Checking folders to determine which folders should be consolidated can be accomplished in a variety of ways. For example a Pentaho Data Integration job can be used to iterate through a group of folders in HDFS, finding those that meet a minimum set of requirements for consolidation. There is also a pre-written application designed specifically for this task called File Crush, an open source project written by Edward Capriolo. File Crush is not professionally supported, therefore no guarantees exist that it will continue to work with future versions of Hadoop.
Batch file consolidation does not maintain the original file names. If having the original file name is important for processing or understanding where the data originated, batch file consolidation will not work. However, most HDFS designs embed naming semantics at the folder level and not within each file. Adopting this practice removes file name dependencies as an issue.

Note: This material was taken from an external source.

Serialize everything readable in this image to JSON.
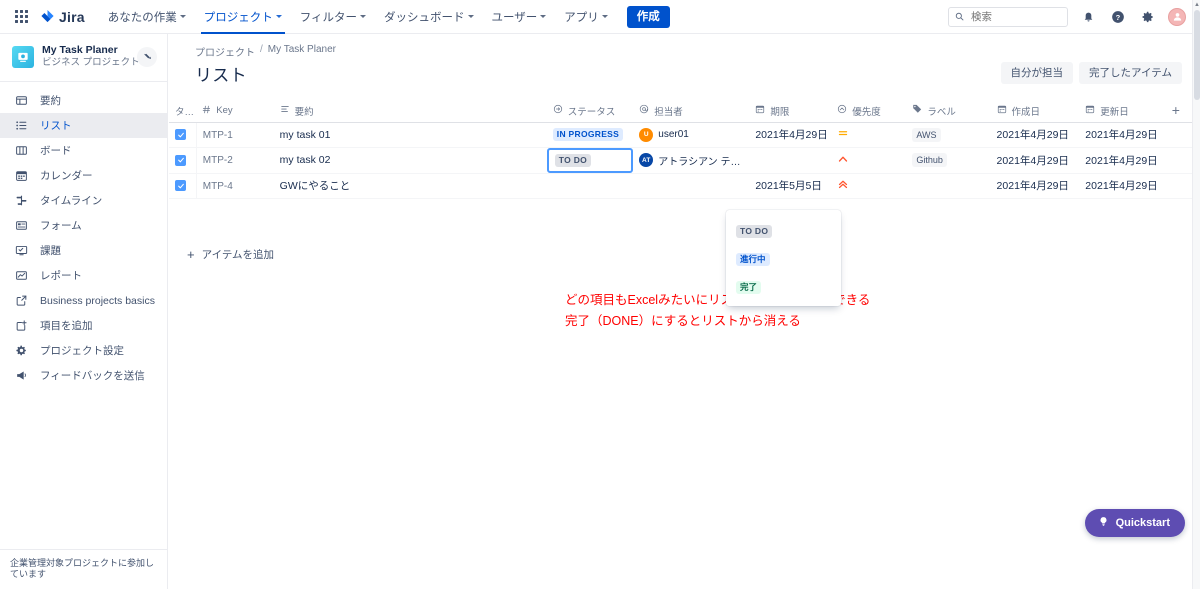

When there is a requirement to maintain the original filename, a very common approach is to use Sequence files. In this solution, the filename is stored as the key in the sequence file and the file contents are stored as the value. The table below gives an example of how the small files would be stored in a sequence file:
If you have 10,000 small files your sequence file would contain 10,000 keys, one per file. Sequence files support block compression, and are splittable meaning that MapReduce jobs would only launch one map task per 128MB block instead of one map task per small file. This works very well when you need to maintain the input file name, and you are ingesting hundreds or thousands of small files at the same time.
However, if you are only ingesting a small number of small files at a time the sequence file does not work as well because Hadoop files are immutable and cannot be appended to. Three 10MB files will result in a 30MB sequence file which is still, by our definition, a small file. Another challenge is that the retrieval of a list of file names within a sequence file requires processing the entire file.
Additionally, Hive does not work well with sequence files in this structure. Hive treats all of the data within a value as a single row. It would not be easy to use Hive to query this data as the entire contents of a file would be a single row within Hive. Finally, the Hive tables you create will not have access to the sequence file key, the filename, and will only have access to the value, the contents of the files. It may be possible to write a custom Hive serde to solve these challenges, but that is an advanced topic beyond the native capabilities within Hadoop.
More details about challenges and limitations of Sequence Files may be found in our Hadoop file formats blog post.
In this blog, we discussed the trade-offs of using Hadoop Archive (HAR) files to minimize NameNode memory usage. We discussed and dismissed the use of Federated NameNodes as a panacea for the small file problem. And, we introduced some common solutions for small file consolidation --- solutions which improve both NameNode memory usage and MapReduce performance. In my third and final blog, I'll discuss additional, less commonly used, but valuable techniques for file consolidation.